What if your superfund pays the death benefit to your estate?
In this case the Executor of your Estate is responsible for applying the appropriate rate of tax prior to the funds being distributed to your beneficiaries. All benefits paid from your Estate will be taxed as lump sums. If the ultimate beneficiary isn’t classified as a dependent (under ATO definition), there are tax benefits in channelling the benefit through an estate.
Tax benefits of channeling through an estate
The 2% Medicare Levy does not apply to an Estate as it is not an individual. Also, as the benefit has already been taxed in the hands of your Estate, the beneficiary is not required to disclose the benefits received from your Estate in their income tax return.
This means other income tests that may apply to the individual won’t take into account the benefits received from your Estate. For example:
- Centrelink benefits based on assessable income
- Child support assessments
- Division 293 tax on superannuation contributions (i.e. Super tax)
Can my child receive a superannuation death benefit as an income stream?
Yes, they can as long as one of the criteria are met:
- They are under 18
- They have a permanent disability
- They are under 25 and where financially dependent on the Deceased.
If a child is not permanently disabled, the superannuation death benefit must be converted to a lump sum and paid to the child once they reach the age of 25. The lump sum is tax free.

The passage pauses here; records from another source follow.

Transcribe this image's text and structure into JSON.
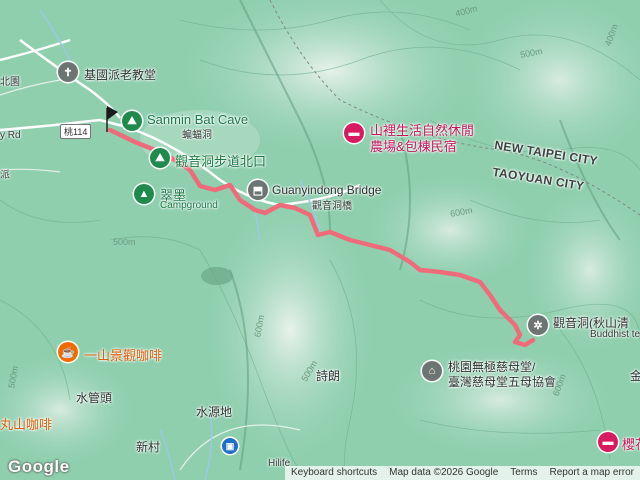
{
  "map": {
    "land_color": "#8fcfae",
    "route_color": "#f06b7a",
    "labels": {
      "church": "基國派老教堂",
      "bat_cave_en": "Sanmin Bat Cave",
      "bat_cave_zh": "蝙蝠洞",
      "trail_north": "觀音洞步道北口",
      "campground_zh": "翠墨",
      "campground_en": "Campground",
      "bridge_en": "Guanyindong Bridge",
      "bridge_zh": "觀音洞橋",
      "lodge_line1": "山裡生活自然休閒",
      "lodge_line2": "農場&包棟民宿",
      "new_taipei": "NEW TAIPEI CITY",
      "taoyuan": "TAOYUAN CITY",
      "temple_zh": "觀音洞(秋山清",
      "temple_en": "Buddhist te",
      "shrine_line1": "桃園無極慈母堂/",
      "shrine_line2": "臺灣慈母堂五母協會",
      "cafe1": "一山景觀咖啡",
      "cafe2": "丸山咖啡",
      "place1": "水管頭",
      "place2": "水源地",
      "place3": "詩朗",
      "place4": "新村",
      "place5": "金",
      "place6": "櫻花",
      "place7": "Hilife",
      "road_tag": "桃114",
      "road_left": "y Rd",
      "edge1": "北園",
      "edge2": "派"
    },
    "contours": [
      "400m",
      "500m",
      "600m",
      "500m",
      "600m",
      "500m",
      "600m",
      "500m",
      "400m"
    ],
    "icons": {
      "church": "cross-icon",
      "cave": "hiker-icon",
      "trailhead": "hiker-icon",
      "campground": "tent-icon",
      "bridge": "landmark-icon",
      "lodge": "bed-icon",
      "temple": "temple-icon",
      "shrine": "shrine-icon",
      "cafe": "coffee-icon"
    }
  },
  "footer": {
    "logo": "Google",
    "shortcuts": "Keyboard shortcuts",
    "map_data": "Map data ©2026 Google",
    "terms": "Terms",
    "report": "Report a map error"
  }
}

When to speak to a financial advisor
It’s best to get financial advice when you’re setting up your will. Your lawyer will be able to offer general advice but speaking with a qualified accountant, taxation specialist or financial planner will save your kids a world of pain (and possibly a lot of money) down the line. The superannuation and tax legislation is a complex area of law. The above information is general in nature and is not financial advice. Please seek advice from your accountant and financial planner before applying any of the above to your personal circumstances.